In his talk with Kudlow, Bessent said that one of the big benefits of the Trump accounts would be to encourage financial literacy. Kids with money in the stock market—most of the accounts will be invested in broad, low-cost S&P 500 style funds—have a big incentive to understand the importance to our economy of profits, asset appreciation, and business innovation.
Sadly, Kudlow did not ask if the app could be updated to let children know how many Trump bills their account could currently buy.
America Awakes
It wasn’t all free food and apps at the Reagan library on Friday. Secretary Bessent’s keynote speech, titled “While America Slept,” combined intellectual weight and human warmth beyond anything we’ve heard in living memory from a U.S. economic official.
It’s worth reading the entire speech, but we know you are busy, so we read it for you.
Spoiler alert! Here’s how it ends.
America has awakened.
We are alert to the fact that a resilient economy is the foundation of a strong republic.
That we can measure the health of our economy not merely by what it produces, but by whom it lifts.
That secure supply chains matter as much as stock indices. That productive capacity is power.
That trade policy, industrial policy, and national security policy must all fit together, or they will each fail separately.
That last line is an allusion to a warning typically attributed to Benjamin Franklin at the signing of the Declaration of Independence. “We must all hang together,” the man whose face adorns our $100 bills said, “Or surely we will all hang separately.”
The Economy Ain’t Running on Fumes
The economy is holding up against $100 a barrel oil and high gasoline prices.
The Chicago Fed National Activity index turned positive this week, as did the Dallas Fed’s manufacturing index. The Richmond Fed’s manufacturing index crushed expectations for a reading of four, coming in at 13. The Atlanta Fed’s survey of businesses showed sales growth expectations of better than five percent. Durable goods orders were much stronger than expected. Corporate profits—the mother’s milk of stocks and the lifeblood of the economy, as Kudlow likes to say—are booming, helping the stock market hit new highs every few days. Jobless claims continue to drag along near historic lows. The trade deficit fell in April, and business inventories kept climbing. The Chicago PMI saw one of the biggest one-month jumps in history, with new orders rising to the highest level since the post-pandemic rebound of 2022.
Inflation is still too high, and the higher gas prices are making it worse, as this week’s release of the April personal consumption expenditures price index showed. But the monthly rise for April was less than expected and much slower than in March. What’s more, consumer spending did not crack under the pressure of fuel pump prices. There were even significant increases in spending on recreational goods and restaurants. People are still enjoying themselves—even if the official surveys say consumer sentiment is clinically depressed.
Istanbul Was Once Constantinople
Five hundred and seventy-three years ago, the Ottoman armies of Mehmed II breached the Theodosian Walls surrounding Constantinople, ending the Byzantine Empire.

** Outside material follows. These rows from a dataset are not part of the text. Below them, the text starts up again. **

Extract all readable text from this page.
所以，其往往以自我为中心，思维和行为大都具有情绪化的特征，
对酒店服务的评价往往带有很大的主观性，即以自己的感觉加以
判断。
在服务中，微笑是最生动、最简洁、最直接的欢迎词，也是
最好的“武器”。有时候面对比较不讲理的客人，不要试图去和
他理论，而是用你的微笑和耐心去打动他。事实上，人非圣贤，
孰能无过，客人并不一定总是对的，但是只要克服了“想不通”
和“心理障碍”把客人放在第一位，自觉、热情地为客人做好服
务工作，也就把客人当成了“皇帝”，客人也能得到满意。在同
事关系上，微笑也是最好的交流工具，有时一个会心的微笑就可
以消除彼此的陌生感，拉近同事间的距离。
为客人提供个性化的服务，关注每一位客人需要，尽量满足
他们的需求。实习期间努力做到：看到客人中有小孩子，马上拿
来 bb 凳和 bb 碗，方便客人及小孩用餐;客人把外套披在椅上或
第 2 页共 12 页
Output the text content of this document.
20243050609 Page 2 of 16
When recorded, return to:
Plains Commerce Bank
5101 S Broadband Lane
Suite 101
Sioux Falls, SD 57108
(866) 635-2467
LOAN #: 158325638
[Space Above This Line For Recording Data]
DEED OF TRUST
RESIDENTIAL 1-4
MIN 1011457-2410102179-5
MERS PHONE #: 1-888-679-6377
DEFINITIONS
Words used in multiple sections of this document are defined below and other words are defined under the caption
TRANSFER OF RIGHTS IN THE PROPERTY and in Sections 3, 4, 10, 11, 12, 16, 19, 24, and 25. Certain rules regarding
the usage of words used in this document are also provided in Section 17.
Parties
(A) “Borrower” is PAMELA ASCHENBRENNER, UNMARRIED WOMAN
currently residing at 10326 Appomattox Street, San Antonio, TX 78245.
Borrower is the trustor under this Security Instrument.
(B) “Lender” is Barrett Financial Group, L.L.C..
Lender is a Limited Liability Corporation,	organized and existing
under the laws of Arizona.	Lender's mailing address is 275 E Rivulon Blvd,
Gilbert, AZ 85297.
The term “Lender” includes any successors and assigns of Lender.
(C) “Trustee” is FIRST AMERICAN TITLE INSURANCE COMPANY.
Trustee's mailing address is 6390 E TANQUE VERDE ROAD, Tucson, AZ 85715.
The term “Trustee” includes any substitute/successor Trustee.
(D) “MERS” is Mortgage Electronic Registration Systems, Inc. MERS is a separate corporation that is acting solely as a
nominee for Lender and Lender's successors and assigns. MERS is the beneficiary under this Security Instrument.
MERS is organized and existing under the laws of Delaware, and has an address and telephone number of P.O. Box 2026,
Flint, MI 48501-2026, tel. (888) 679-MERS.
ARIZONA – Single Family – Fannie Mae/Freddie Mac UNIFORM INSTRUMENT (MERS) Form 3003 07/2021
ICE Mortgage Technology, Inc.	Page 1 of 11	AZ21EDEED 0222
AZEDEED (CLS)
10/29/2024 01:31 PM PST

One of the consequences of the fall of Constantinople was the throttling of the Silk Road trade routes. The Ottomans didn’t close them outright. They imposed tolls and extracted rents at every chokepoint, which might sound familiar to some of you. These tolls drove up the cost of importing Eastern goods for European merchants and caused shortages. This pushed Europe to turn away from the roads leading east and toward the seas to the west.
The result was Columbus, da Gama, and the entire Age of Exploration. And, eventually, the founding of our ornery Republic on the continent across the western sea.